O governo Biden passou meses construindo uma estratégia econômica e diplomática na Ásia para combater a China, fortalecendo suas alianças e assegurando aos países amigos que os Estados Unidos estão na região a longo prazo.
O presidente enviou altos oficiais militares para selar novas parcerias e deu atenção a uma pequena nação no Pacífico, as Ilhas Salomão. Ele lançou um plano para armar a Austrália com submarinos movidos a energia nuclear e iniciou um pacto econômico regional. Ele visitou a Coréia do Sul e o Japão em maio, e pela primeira vez convidou os dois países para uma reunião da OTAN, para reforçar que a Ásia não foi esquecida enquanto a guerra se alastrava na Ucrânia.
A visita a Taiwan da presidente Nancy Pelosi agora ameaça minar a pressão da Casa Branca, deixando os aliados se perguntando que dano foi causado à frente única do presidente na Ásia.
O temor é que a viagem, que também incluirá paradas nesta semana na Coreia do Sul e no Japão, seja uma provocação desnecessária que distraia os esforços dos aliados para combater o poderio militar e a influência econômica da China.
Embora os aliados dos EUA tenham ficado em silêncio sobre a visita até agora, há uma sensação entre os amigos dos EUA de que eles foram deixados de fora para assistir enquanto a China ameaçava os Estados Unidos e Taiwan, a ilha autônoma que a China reivindica como sua.
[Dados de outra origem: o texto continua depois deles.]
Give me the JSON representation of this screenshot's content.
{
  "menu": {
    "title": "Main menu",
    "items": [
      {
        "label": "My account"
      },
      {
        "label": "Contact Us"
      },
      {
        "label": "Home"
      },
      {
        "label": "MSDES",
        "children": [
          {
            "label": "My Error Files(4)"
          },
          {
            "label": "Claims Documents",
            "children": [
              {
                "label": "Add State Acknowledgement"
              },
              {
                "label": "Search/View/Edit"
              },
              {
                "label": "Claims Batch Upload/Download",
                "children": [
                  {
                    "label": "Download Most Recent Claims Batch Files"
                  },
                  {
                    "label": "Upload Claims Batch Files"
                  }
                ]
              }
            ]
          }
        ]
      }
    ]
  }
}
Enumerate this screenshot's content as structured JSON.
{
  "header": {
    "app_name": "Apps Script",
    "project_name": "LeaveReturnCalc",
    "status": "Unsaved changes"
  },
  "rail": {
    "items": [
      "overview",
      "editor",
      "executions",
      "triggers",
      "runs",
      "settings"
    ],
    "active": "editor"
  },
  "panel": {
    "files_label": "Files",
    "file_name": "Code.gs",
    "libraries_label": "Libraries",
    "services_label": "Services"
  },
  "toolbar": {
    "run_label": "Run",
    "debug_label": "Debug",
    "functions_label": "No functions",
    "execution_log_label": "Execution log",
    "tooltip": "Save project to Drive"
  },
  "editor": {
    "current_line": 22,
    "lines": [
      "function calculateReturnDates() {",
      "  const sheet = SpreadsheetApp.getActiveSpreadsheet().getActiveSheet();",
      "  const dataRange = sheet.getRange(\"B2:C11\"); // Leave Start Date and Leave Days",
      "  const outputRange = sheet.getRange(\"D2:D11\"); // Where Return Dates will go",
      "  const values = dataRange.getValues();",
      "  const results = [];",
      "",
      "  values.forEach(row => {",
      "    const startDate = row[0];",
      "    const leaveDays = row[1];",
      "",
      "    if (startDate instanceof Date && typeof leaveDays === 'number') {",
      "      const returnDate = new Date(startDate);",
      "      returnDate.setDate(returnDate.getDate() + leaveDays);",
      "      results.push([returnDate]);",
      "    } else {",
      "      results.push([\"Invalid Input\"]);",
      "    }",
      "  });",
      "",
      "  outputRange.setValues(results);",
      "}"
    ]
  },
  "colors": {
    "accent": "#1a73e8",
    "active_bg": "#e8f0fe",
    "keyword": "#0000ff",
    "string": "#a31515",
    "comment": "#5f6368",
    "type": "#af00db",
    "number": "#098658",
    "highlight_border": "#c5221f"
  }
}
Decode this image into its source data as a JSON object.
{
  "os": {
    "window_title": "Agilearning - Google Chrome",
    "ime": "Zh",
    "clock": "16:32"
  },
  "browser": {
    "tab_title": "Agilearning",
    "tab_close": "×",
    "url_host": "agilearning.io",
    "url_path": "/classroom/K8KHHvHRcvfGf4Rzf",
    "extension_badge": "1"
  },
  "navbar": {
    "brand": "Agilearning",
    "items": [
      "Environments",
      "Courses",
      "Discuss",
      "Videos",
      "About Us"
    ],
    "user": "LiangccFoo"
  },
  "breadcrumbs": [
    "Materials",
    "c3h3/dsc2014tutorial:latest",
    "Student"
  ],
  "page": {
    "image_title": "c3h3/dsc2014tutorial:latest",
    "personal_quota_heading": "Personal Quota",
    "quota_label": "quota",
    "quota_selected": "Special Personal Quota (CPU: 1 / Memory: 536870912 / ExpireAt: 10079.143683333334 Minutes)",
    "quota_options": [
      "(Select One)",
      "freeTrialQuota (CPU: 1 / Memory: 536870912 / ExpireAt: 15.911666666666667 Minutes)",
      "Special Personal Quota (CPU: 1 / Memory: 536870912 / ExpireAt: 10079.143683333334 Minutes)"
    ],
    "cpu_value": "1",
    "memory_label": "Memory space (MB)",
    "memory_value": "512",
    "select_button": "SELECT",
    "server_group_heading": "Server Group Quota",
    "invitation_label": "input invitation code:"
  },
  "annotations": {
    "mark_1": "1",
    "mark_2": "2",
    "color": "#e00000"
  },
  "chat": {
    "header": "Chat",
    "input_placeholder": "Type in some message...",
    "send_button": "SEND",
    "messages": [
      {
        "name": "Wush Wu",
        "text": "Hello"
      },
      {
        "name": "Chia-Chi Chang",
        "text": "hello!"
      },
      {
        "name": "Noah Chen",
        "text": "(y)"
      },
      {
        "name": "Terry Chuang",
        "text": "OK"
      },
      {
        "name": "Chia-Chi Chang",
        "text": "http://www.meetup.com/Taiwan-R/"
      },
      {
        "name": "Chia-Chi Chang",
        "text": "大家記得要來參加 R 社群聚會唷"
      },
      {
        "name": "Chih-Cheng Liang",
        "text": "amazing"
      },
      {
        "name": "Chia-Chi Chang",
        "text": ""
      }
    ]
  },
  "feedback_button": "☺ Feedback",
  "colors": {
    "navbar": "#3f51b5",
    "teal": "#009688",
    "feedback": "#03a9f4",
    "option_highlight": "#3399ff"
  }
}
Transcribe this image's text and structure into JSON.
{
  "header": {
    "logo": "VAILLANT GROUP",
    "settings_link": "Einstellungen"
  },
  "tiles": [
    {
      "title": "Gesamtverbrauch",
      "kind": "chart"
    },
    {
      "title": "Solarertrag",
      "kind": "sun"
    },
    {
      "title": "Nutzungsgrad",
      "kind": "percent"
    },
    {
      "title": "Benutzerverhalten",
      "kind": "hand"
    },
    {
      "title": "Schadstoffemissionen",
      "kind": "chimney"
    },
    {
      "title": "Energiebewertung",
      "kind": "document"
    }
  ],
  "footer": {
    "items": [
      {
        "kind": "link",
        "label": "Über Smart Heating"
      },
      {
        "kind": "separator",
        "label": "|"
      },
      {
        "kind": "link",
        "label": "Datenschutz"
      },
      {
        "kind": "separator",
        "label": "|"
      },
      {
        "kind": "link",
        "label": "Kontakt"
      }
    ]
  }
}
O tratamento da visita de Pelosi foi preocupante porque, intencionalmente ou não, mostrou o poder da China e diminuiu o papel dos aliados, disse Seong-Hyon Lee, pesquisador sul-coreano do Fairbank Center for Chinese Studies da Universidade de Harvard.
“O próprio fato de que a resposta potencial da China se torna um debate acalorado em Washington revela a ascensão do status da China”, disse Lee. “A hesitação de Washington já foi amplamente lida na região. Esta é uma diplomacia de sinalização muito fraca vinda de Washington para seus aliados e parceiros na região”.
Apesar de seus problemas econômicos de curto prazo, Pequim investiu profundamente, financeira e diplomaticamente, em planos de longo prazo para dominar a região.
A China continua dizendo a seus vizinhos asiáticos que é seu parceiro natural por localização geográfica e semelhança cultural. Está tentando convencê-los de que os Estados Unidos são uma potência distante e em declínio, com um sistema político quebrado, fadado a perder sua influência na Ásia.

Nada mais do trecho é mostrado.